# Chickens wont eat out of feeder



## expertnewbie (Mar 11, 2013)

My chickens wont eat out of my new feeders I got them. How can I teach them to eat it?


----------



## powderhogg01 (Jun 4, 2013)

Just grab a hen and stick her face in it.


----------



## 7chicks (Jun 29, 2012)

Chickens are observant. Just need to show them. I bought mine a ball that treats fall out of. Gave it a roll on the sidewalk and they took it from there. What kind of feeder did you get for them that they don't want to use it?


----------



## TheLazyL (Jun 20, 2012)

If the feeder isn't hung too high they will find it when they get hungry.


----------



## profwirick (Jan 24, 2013)

could it be the feed itself?

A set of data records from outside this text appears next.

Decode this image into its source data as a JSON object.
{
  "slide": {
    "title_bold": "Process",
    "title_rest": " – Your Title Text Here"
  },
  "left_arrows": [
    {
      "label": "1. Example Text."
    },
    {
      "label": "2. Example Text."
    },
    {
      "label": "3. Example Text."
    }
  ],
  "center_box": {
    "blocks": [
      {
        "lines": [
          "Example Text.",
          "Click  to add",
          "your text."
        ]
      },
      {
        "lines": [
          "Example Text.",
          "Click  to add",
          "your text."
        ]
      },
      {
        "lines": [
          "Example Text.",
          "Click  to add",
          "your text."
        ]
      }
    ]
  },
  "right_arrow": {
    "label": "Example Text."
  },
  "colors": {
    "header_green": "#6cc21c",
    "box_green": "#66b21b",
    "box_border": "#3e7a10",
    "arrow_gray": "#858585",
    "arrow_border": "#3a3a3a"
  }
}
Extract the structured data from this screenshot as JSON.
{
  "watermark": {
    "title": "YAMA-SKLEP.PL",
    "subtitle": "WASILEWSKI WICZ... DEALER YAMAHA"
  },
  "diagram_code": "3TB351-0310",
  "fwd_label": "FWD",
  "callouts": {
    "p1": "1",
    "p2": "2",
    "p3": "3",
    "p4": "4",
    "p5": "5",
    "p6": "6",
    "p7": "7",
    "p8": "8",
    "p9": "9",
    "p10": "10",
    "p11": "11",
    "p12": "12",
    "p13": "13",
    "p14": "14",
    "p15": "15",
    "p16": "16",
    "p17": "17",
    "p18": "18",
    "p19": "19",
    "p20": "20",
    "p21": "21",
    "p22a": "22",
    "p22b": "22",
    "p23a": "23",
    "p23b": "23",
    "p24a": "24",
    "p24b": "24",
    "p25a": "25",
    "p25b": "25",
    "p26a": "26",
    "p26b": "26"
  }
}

I have heard chickens eat EVERYthing, but my girls are like my niece. picky picky picky!


----------



## expertnewbie (Mar 11, 2013)

profwirick said:


> could it be the feed itself? I have heard chickens eat EVERYthing, but my girls are like my niece. picky picky picky!


It's layer mash. And yes so are mine. They only eat certain foods!!!


----------



## profwirick (Jan 24, 2013)

nice to know


----------



## TheLazyL (Jun 20, 2012)

profwirick said:


> could it be the feed itself? I have heard chickens eat EVERYthing, but my girls are like my niece. picky picky picky!


Chickens will eat almost anything but why should they when they got their owners trained?


----------



## profwirick (Jan 24, 2013)

guilty as charged!


----------



## driftpin (May 11, 2013)

TheLazyL said:


> Chickens will eat almost anything but why should they when they got their owners trained?


This is the case I've seen too and almost fell into the same trap myself. If the birds can reach the food, they WILL eat it. Just don't cave in and let the chickens rule the roost, you rule it.


----------